今回は「聖年」の司牧的な可能性に関して述べましょう。「司牧」とは「パストラル」という言葉を意味しており、羊飼いであるキリストが相手を丁寧に導いて護る姿勢を指します。言い換えれば「相手をはぐくむこと」です。
「聖年」を過ごしてキリストとの出会いをいっそう深く実感した私たちも「相手をはぐくむ」姿勢を洗練させる努力を積み重ねました。そして今後は、どのような可能性があるのでしょう。それゆえ「聖年」が意図していた可能性を紹介しましょう。その際、⑴時間的な可能性、⑵空間的な可能性、⑶心情的な可能性という三つの側面から考察を加えます。
⑴時間的な可能性——あらゆる世代のキリスト者の人生でなるべく多く免償の機会を提供する工夫 歴代の教皇は「聖年」を設定することで、あらゆるキリスト者の救いの旅を支える努力を積み重ねてきました。当初50年に一度開催された通常聖年の記念行事は、次第に25年に一度開催されるように年数を早める工夫がなされました。それにより、一層数多くのキリスト者たちが神の慈愛のわざに参入することが可能になりました。
通常聖年の開催が50年に一度である場合、人生で一度だけしか免償の機会を得られません。しかし25年に一度の開催である場合は、少なくとも二回あるいは三回は免償の機会を得ることができます。教会は常にメンバーの救いの機会を増やすほうに組織の在り方をあらゆる場面で刷新を続けてきましたが、「聖年」の開催時期を頻繁に設ける工夫も教会の温情の仕儀によるものです。そのうえ25年周期には当てはまらない随時開催の「特別聖年」も折りにふれて行われたので、免償の機会が増えました。
⑵空間的な可能性——巡礼指定教会の広がり それから、ローマの四つの巡礼指定大聖堂以外に巡礼することも、教会による工夫のおかげで可能となりました。教皇と教皇庁による取り計らいに沿った各国の司教団の配慮によって各国の国内版の巡礼指定教会の名称が公表されることで、諸事情で海外に出向くことができないキリスト者たちも巡礼を成し遂げることができるようになりました。

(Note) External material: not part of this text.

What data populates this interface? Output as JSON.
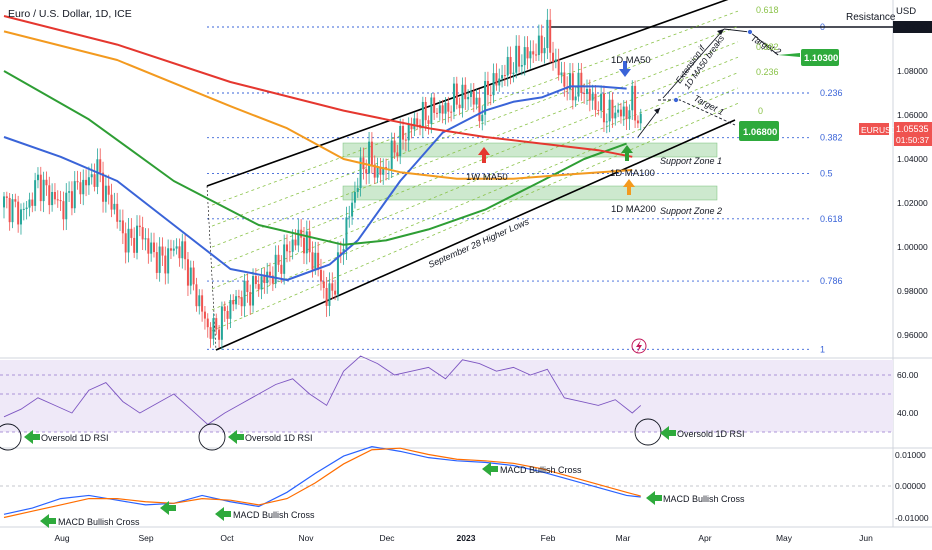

この工夫もまた、より一層数多くのキリスト者たちに免償の機会を幅広く得させるための教会の温情による配慮です。
⑶心情的な可能性——「旅する神の民」としての自覚をもって信仰生活を深めるための回心の実現 教皇フランシスコは今回の通常聖年の主題を「希望の巡礼者」として定めましたが、世界中の絶望的な状況からの脱却のための歩みを決意する機会をあらゆるキリスト者に提供する意図があるでしょう。つまり、あらゆるキリスト者が希望をいだいて巡礼することで、この世の砂漠状態の絶望的な生活から脱出する動きをいち早く創り出すことになります。こうして、教皇は世界の状況そのものを善意にあふれた生活の場に転換させようと考えているのかもしれません。聖年における巡礼の歩みは、キリスト者各自の心の底において心情的な変化をもたらします。絶望から希望へと前向きに過ぎ越そうとする意欲をかきたてる行事が「巡礼」なのです。
「希望の巡礼者」は「旅する神の民」とも言い換えることができます。第二バチカン公会議の『教会憲章』における教会共同体を理解する際のキーワード(鍵語)としての「旅する神の民」の団結と助け合いの善きわざを世界全体に輝かす「世の光」としての教会共同体の特長を自覚し直す機会として、2025年の通常聖年が大きな役目を果たすことになります。それぞれのキリスト者が「旅する神の民」としての自覚をもって信仰生活を深めるための回心を実現する場が巡礼指定教会です。そこでの真剣な痛悔の祈りとゆるしの秘跡への向き合いと決意表明が償いの免除と結びついて神の慈愛につつまれる感謝のひとときとなるのです。